Suggested preparation: At least 3 months prior to departure, it is recommended that you undertake 45mins – 1 hour of aerobic exercise, three to four times a week. Some potential exercises that could be beneficial include hill walking with a backpack on over variable terrain and weather conditions, as well as running and cycling dependent on the activity you plan on undertaking.
This category of tours involves trekking, kayaking, cycling or other adventure activities in remote areas for up to 8 to 10 hours a day. It is important to note that with the remoteness of some regions comes a variety of other challenges such as variable weather conditions, accommodation as well as facilities. You must have an excellent level of fitness and good health to be able to partake in this category of tour. You must have confidence in your own ability and be in good physical condition. Includes extended periods of endurance.
Suggested preparation: At least 3 to 4 months of strenuous exercise, four times a week. When preparing for treks it would be beneficial to participate in hill walks with a weighted day pack (approximately 5-8 kg) once a week for aerobic fitness and strengthening of leg muscles. It is also important to do this on variable terrain to prepare for challenging adventures. When preparing for cycling adventures, regular bike riding (at least 4 to 5 times a week for 1-4 hours is essential). It is also important to cycle on uneven surfaces or even participate in other aerobic exercises such as running or swimming to build up strength and stamina. Altitude may also be a factor in these tours.
This category of tour often involves extreme trekking, cycling or other extreme adventure activities.
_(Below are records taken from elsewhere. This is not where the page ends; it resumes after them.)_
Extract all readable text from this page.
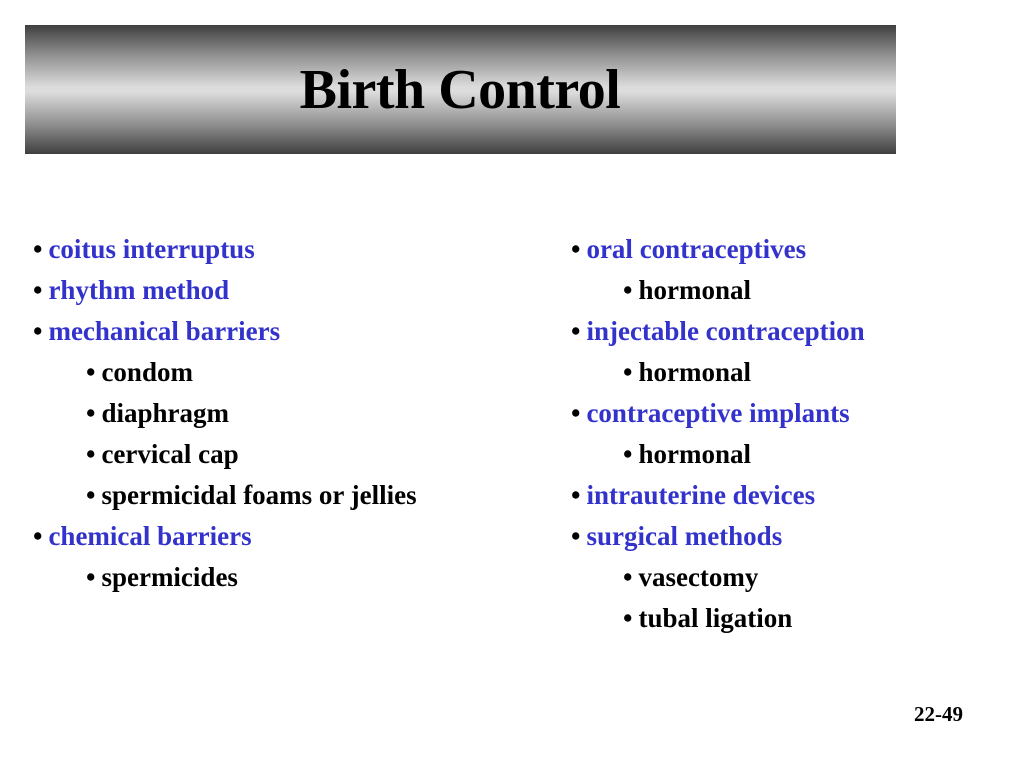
Birth Control
• coitus interruptus
• rhythm method
• mechanical barriers
• condom
• diaphragm
• cervical cap
• spermicidal foams or jellies
• chemical barriers
• spermicides
• oral contraceptives
• hormonal
• injectable contraception
• hormonal
• contraceptive implants
• hormonal
• intrauterine devices
• surgical methods
• vasectomy
• tubal ligation
22-49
It is important to expect remote and poorly defined tracks and to be prepared for variable weather conditions for 10 to 12 hours per day (may sometimes be more depending on weather and altitude). These adventures are suitable for travellers who have prior experience in strenuous travel and activities, are extremely fit and have excellent health. It is also important to note that some of the terrain on these adventures will involve trekking in snow, at high attitude levels and may require technical equipment.
Suggested preparation: It is important to note that physical fitness should be an ongoing activity, commencing around 5-6 months prior to departure, or even before if you have no prior fitness. Exercise should focus on building maximum endurance and stamina. Four to five hard sessions of 40-60 mins per week should be completed and can include exercises such as going to the gym, running, swimming or cycling to focus on building aerobic stamina. It could also be beneficial to prepare by hiking on rough terrain, in extreme weather conditions or partake in altitude training.